The doors closed, and Adiv and Yonathan were abandoned in a spray of dirt and mud and twigs. Now it was growing darker, but at least they had found a road, even if there were no vehicles upon it and they could not yet see any signs of artificial light.

‘I thought they were going to kill us,’ said Adiv.

‘Perhaps you’ll be more polite in future,’ said Yonathan.

‘Perhaps,’ admitted Adiv. ‘And perhaps you won’t go pointing guns at the wrong people.’

They walked on. All was quiet.

‘We’re bound to find a store or a gas station soon,’ said Adiv.

Yonathan wasn’t so sure. It seemed like they’d driven far into the wilderness, and it had taken them a while simply to find something that was more than a trail. He just wanted to be out of the woods before night fell in earnest. He hoped that the rabbi was okay. It was one thing to be personally and professionally embarrassed as they had been, but if anything were to happen to the rabbi . . .

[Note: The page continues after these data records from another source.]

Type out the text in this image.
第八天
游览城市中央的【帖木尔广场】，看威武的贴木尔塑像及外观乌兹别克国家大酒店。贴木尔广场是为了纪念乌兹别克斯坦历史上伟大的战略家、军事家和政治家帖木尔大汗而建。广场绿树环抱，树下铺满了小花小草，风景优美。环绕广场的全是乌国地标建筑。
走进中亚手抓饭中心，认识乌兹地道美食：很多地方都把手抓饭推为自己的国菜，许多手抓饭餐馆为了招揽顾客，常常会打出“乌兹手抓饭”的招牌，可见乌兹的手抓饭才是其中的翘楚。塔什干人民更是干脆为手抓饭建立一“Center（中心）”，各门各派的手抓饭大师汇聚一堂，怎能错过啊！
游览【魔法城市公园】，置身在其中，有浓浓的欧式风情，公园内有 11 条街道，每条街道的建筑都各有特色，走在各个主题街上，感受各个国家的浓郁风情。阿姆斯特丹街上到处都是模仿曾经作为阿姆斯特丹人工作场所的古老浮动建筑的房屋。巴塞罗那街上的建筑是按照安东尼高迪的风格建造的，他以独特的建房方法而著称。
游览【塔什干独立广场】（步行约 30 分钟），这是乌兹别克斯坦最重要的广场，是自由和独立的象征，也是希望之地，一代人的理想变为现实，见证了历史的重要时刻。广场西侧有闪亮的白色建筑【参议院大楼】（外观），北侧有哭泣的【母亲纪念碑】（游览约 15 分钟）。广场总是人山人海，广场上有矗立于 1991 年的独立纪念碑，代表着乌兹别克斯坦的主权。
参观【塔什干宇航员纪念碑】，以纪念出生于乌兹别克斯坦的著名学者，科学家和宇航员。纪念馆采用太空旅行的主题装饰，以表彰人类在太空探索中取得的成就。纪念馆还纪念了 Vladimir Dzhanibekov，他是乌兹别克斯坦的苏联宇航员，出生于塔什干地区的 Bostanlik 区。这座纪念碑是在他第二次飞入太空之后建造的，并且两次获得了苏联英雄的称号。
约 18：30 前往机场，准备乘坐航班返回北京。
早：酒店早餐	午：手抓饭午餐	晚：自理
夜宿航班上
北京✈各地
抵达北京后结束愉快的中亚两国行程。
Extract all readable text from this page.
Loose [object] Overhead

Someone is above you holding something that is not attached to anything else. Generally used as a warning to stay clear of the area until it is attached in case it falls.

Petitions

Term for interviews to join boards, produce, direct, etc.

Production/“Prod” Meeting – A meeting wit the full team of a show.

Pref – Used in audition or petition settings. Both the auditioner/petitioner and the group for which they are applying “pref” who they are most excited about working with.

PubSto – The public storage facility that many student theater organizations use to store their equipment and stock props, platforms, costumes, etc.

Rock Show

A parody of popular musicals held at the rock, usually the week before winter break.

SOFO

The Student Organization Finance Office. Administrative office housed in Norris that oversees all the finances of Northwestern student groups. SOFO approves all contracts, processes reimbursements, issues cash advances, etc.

‘At least they left us with some quarters for the phone,’ he said.

Adiv checked his pocket, and came out with the four coins. He clutched them tightly in his fist, kissed the back of his hand, then opened it again. He stopped and examined them more closely, squinting in the poor light.

‘What is it?’ said Yonathan.

‘Sonofabitch,’ said Adiv quietly.

He dropped the coins into Yonathan’s hand before switching loudly to Hebrew. ‘Ben zona! Ya chatichat chara! Ata zevel sheba’olam!’ He shook his fist in the general direction of the southeast, then slapped the back of his right hand hard against his left palm.

Yonathan pushed the coins around with the tip of a finger.

‘Canadian quarters,’ he said. ‘The bastard.’

26

Davis Tate couldn’t get the smell of nicotine out of his mouth and nostrils. He felt as though he were coated in filth outside and in, even though by then the man in the corner was long gone from the bar. They hadn’t even seen him depart, and only the newspaper and the brandy – largely untouched – confirmed that he had ever been there at all. His presence had made Tate profoundly uneasy. He couldn’t have said why exactly, apart from that momentary pause in the tapping of the man’s fingers when Tate joked about his mortality, but he was certain that he and Becky had been the focus of the stranger’s attention. Tate had even gone so far as to corral their server while she was removing the empty brandy snifter from the booth and wiping the table clean with a cloth that stank of bleach. He could see Becky watching him, puzzled and unamused, but he didn’t care.

‘That guy,’ Tate said to the waitress, ‘the one who was sitting at this table: you ever see him in here before?’

The waitress shrugged. If she were any more bored, she’d have been horizontal.

‘I don’t remember,’ she said. ‘We’re midtown. Half the people who come in here I never see again.’